Being active on social media has very little impact on a hotel’s bottom line, latest research claims.
The likes of Facebook are responsible for just 3.3% of the web traffic to hotels’ websites, according to the study by eviio, which provides booking management apps for independent hotels and B&Bs
It was able to establish that a “derisory” 0.75% of bookings made for independent hotels and B&Bs originate from social media – compared to 74% of bookings which emanate from travel websites such as Expedia, Hotels.com, Laterooms, Booking.com and others.
The results come from analysis of booking data for some of the 5,600 B&Bs and small hotels the company works with.
The findings come despite almost six out of 10 (59%) accommodation providers polled admitting to using social media to encourage bookings.
A quarter of those surveyed described social media is “very important” to their business and 36% spend five hours or more on it each week.

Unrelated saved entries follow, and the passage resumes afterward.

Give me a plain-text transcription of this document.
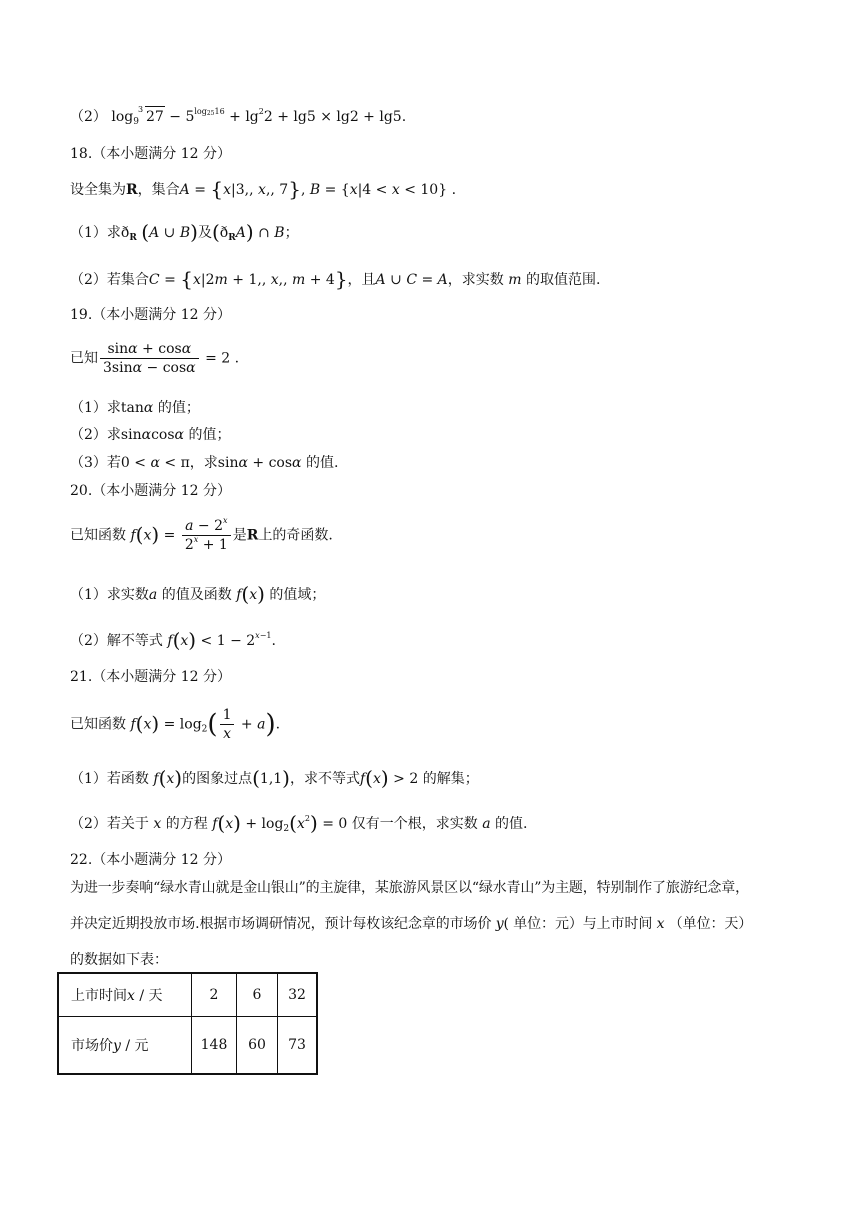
（2） $\log_9$
3 $27 - 5^{log_{25}16} + \lg^22 + \lg 5 \times \lg 2 + \lg 5$.
18.（本小题满分 12 分）
设全集为R，集合A = {x|3,, x,, 7}, B = {x|4 < x < 10} .
（1）求$ð_R$ (A ∪ B)及$(ð_RA)$ ∩ B；
（2）若集合C = {x|2m + 1,, x,, m + 4}，且A ∪ C = A，求实数 m 的取值范围.
19.（本小题满分 12 分）
已知 $\frac{\sin\alpha + \cos\alpha}{3\sin\alpha - \cos\alpha} = 2$ .
（1）求tanα 的值；
（2）求sinαcosα 的值；
（3）若0 < α < π，求sinα + cosα 的值.
20.（本小题满分 12 分）
已知函数 $f(x) = \frac{a - 2^x}{2^x + 1}$ 是R上的奇函数.
（1）求实数a 的值及函数 f(x) 的值域；
（2）解不等式 $f(x) < 1 - 2^{x-1}$.
21.（本小题满分 12 分）
已知函数 $f(x) = \log_2( \frac{1}{x} + a)$.
（1）若函数 f(x)的图象过点(1,1)，求不等式f(x) > 2 的解集；
（2）若关于 x 的方程 $f(x) + \log_2(x^2) = 0$ 仅有一个根，求实数 a 的值.
22.（本小题满分 12 分）
为进一步奏响“绿水青山就是金山银山”的主旋律，某旅游风景区以“绿水青山”为主题，特别制作了旅游纪念章，
并决定近期投放市场.根据市场调研情况，预计每枚该纪念章的市场价 y( 单位：元）与上市时间 x （单位：天）
的数据如下表：
上市时间x / 天	2	6	32
市场价y / 元	148	60	73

In addition, more than one in five (22%) spends money on paid advertising each month.
Of 2,000 consumers surveyed by eviivo, 44% said they checked review websites before booking a stay, while another 39% used recommendations by friends.
Thomas Messett, chief marketing officer of eviio, said: “It’s actually quite staggering that over 10% of B&Bs in the UK aren’t working with any of the three biggest travel booking websites out there, knowing that these are really cost effective and this is where the vast majority of bookings happen.
“Those who work with the top three travel booking websites have a year-on-year growth in online bookings of circa 80%, whereas those who don’t work with any actually see their year-on-year bookings declining by nearly 1.5% from one year to the next.
“Yet somehow, B&B and small hotel owners are convinced that social media is the way to go and that it is something worth investing a lot of time and money in.
“But facts and figures don’t lie. Throughout our research we found that 87% of those B&Bs that have a Facebook page actually have less than 1,000 fans – with the vast majority of those being local people keen to remain in the know about cultural events happening on their doorstep.
“Besides, when we quizzed holidaymakers on who they turn to for recommendations on where to stay, it is clear that social media isn’t top of their list; with only a scanty 8% having ever booked a stay in a B&B because it had a social media profile.”